But wherever there is truly low risk, multiple funding sources will compete,
and returns will be driven lower. Companies that fit the profile you describe
will generally use debt financing, which is not available to venture startups.

------
khadim
Quite an irony, I have met many entrepreneurs who start off to be their own
boss & within few months they start running around to get their new boss (read
VC) Nicely captured Dan, liked statement "You will have a new boss"

------
thelostagency
This is certainly an inspiring article. I've seen both bootstrapped companies
grow and VC companies grow and for a personal experience I would say
bootstrapping and doing it right from the ground up feels like the best way.
I've also seen how stressful it can be on people if you have a VC invested who
is demanding more revenue, more sales and better margins.

If your business can generate cash and support itself there needs to be no
reason for a large VC cheque that will add extra costs and stress to your
business. Just as the article talks about a Taxi business getting VC, there
are a number of small web startups that will just never return the capital
quick enough to keep their head above water.
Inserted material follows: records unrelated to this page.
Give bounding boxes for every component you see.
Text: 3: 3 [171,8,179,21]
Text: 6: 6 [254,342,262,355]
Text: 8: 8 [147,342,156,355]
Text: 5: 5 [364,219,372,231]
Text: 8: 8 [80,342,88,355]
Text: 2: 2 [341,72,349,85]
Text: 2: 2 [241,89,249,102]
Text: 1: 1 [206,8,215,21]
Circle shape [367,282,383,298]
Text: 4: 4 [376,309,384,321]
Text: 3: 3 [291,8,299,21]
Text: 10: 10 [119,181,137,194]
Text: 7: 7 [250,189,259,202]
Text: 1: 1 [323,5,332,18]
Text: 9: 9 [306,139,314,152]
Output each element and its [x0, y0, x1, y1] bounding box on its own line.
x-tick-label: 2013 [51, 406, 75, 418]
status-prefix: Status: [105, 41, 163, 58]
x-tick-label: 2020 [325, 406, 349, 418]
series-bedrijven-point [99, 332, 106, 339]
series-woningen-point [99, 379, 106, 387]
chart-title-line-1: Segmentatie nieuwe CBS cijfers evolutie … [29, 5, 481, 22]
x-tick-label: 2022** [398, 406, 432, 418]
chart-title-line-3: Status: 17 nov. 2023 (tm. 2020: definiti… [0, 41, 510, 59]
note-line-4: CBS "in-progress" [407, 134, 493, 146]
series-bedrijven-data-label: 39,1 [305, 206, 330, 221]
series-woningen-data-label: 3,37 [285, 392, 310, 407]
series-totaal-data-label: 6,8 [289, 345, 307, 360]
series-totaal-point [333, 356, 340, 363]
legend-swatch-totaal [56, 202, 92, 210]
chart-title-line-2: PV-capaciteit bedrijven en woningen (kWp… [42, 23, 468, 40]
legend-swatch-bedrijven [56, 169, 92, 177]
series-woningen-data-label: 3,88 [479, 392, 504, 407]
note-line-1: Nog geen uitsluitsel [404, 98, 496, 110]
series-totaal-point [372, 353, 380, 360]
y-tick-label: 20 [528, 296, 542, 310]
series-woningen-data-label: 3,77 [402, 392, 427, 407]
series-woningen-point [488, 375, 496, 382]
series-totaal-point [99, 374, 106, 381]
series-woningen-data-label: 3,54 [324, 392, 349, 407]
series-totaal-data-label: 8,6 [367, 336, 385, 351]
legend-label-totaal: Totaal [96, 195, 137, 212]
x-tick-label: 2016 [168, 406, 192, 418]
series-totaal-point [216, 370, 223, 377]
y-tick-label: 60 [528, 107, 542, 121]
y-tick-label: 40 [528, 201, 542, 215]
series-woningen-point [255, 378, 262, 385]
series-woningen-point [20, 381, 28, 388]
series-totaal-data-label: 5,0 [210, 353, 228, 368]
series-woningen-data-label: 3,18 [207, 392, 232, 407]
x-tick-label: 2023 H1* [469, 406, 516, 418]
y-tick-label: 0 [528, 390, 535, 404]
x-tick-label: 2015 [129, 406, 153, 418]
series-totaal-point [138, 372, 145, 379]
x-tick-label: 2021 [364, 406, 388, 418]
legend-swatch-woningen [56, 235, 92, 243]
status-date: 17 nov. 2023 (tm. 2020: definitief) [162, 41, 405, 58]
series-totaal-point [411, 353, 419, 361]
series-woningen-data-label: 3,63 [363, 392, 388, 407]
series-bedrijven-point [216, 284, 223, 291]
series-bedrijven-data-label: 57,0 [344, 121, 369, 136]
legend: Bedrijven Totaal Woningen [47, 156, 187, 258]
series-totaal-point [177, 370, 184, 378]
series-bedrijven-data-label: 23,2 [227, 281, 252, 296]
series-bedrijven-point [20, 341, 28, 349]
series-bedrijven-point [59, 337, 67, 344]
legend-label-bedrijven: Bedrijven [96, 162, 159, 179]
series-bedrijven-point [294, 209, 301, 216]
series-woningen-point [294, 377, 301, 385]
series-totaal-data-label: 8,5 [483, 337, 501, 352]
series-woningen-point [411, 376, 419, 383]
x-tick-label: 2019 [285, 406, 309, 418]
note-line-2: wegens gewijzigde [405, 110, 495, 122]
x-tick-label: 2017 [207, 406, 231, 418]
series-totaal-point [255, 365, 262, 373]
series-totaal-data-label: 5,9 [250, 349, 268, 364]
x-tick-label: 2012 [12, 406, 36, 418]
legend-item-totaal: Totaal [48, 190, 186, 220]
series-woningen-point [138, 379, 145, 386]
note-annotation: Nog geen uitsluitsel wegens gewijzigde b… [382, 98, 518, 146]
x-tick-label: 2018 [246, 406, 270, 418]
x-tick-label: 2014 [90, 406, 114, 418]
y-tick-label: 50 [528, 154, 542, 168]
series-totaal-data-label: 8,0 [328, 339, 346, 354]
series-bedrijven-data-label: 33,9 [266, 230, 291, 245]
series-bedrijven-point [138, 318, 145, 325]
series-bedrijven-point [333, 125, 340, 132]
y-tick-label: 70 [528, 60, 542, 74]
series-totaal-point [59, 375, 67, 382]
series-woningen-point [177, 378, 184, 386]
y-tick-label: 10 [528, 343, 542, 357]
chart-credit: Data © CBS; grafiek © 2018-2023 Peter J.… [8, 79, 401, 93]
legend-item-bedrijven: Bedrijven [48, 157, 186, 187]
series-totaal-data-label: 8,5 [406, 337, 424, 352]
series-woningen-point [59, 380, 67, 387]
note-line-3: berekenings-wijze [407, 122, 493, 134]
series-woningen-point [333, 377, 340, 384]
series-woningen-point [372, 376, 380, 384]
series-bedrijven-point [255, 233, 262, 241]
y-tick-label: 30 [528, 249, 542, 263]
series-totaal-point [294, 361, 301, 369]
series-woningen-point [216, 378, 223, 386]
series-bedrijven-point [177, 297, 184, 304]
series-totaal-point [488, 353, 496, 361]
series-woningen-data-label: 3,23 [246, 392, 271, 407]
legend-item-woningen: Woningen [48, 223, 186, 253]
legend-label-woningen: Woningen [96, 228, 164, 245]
I've also seen investors with personal interests place roadblocks as they want
you to use a particular platform, their services or a related company they own
for your outsourcing. While this can work very well it often seems to work the
opposite and slowly bleed the business to death as the investors draw out
capital.

Many businesses don't operate on double digit growth figures and I don't
believe it's sustainable in most cases to expect all businesses to grow like
Twitter or Facebook.